新たな登場人物や新たな筋道が、複雑にたくさん盛り込まれており、そしてそれらが著者の独りよがりの蛇足になることは無く、美しくまとまっているのです。

精巧なパズルを解き明かせ

この作品の凄いところは、マンガとして成立させつつも、数多くの隠された物語が同時に存在している点にあります。つまり、気楽に読んでも十分最後まで楽しめるけれども、頭を働かせて暗示された背景を理解することで、さらに楽しめるのです。

物語の中のあちこちに何かを仄めかすような表現がたくさんあり、引っ掛かりを感じながら読み進めることになると思います。それらの点と点を結ばなくてはなりませんが、結びつけるための線が述べられていません。

つまり、疑問をふわりとこちらに投げかけられますが、その答えが作品中に書いていないのです。

登場人物の発言や表情、過去の出来事、場面ごとに描かれた情景、そして語り手の説明などがカギとなります。文学作品のように、シグルイを精査しながら読んでみるのも、きっと面白いでしょう。

最後を最初に持ってきた効果を最大限に

シグルイは全部で15巻に及ぶ長編です。場面によっては、進展が遅いと感じたり、話が横道に逸れてしまったり、抽象的すぎて理解できない場面もあるかと思います。

しかし我々は、この物語がどこに向かうかを知っているのです。シグルイの冒頭に描かれた通り、最後には、藤木と伊良子は命を賭けて闘うのです。

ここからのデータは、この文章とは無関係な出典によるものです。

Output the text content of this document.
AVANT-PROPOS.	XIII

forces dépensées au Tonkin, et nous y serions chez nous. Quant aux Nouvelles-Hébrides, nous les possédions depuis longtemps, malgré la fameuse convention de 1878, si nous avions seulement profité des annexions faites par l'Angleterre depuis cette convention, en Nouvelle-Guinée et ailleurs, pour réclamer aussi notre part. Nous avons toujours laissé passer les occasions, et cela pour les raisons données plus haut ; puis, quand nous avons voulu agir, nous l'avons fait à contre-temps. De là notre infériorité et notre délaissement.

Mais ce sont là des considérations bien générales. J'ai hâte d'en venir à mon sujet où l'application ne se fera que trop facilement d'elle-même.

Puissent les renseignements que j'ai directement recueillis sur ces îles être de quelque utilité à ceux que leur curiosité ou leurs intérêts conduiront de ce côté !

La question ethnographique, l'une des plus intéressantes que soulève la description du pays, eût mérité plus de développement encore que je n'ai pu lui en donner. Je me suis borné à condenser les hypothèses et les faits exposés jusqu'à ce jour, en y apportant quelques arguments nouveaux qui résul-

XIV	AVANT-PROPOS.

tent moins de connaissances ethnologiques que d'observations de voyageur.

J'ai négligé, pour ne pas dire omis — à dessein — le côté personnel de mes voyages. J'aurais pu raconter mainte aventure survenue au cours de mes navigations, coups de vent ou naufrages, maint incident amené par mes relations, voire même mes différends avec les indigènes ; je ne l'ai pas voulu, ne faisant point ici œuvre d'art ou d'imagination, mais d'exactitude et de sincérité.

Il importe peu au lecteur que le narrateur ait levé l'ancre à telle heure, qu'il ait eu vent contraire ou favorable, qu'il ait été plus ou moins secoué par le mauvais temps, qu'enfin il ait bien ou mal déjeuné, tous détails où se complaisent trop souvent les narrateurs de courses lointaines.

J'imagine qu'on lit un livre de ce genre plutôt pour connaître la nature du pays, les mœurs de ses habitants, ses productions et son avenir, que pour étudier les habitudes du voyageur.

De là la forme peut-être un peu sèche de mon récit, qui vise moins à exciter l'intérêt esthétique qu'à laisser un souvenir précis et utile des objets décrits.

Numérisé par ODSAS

この物語構成は、ちょうど暗闇の海から見た灯台のような役割を果たしています。たとえ物語が冗長になったとしても、我々は核心を見失うことは無いのです。

 

終わりに

シグルイは、時代劇のチャンバラであったり、剥き出しの殺戮表現が多かったりと、「子供からお年寄りまで」というジャンルには収まりません。しかし、物語の構成や、登場人物や、その心理描写は、一般のマンガからは突出した作品になっています。

ぜひ、読まれてみてはいかがでしょうか。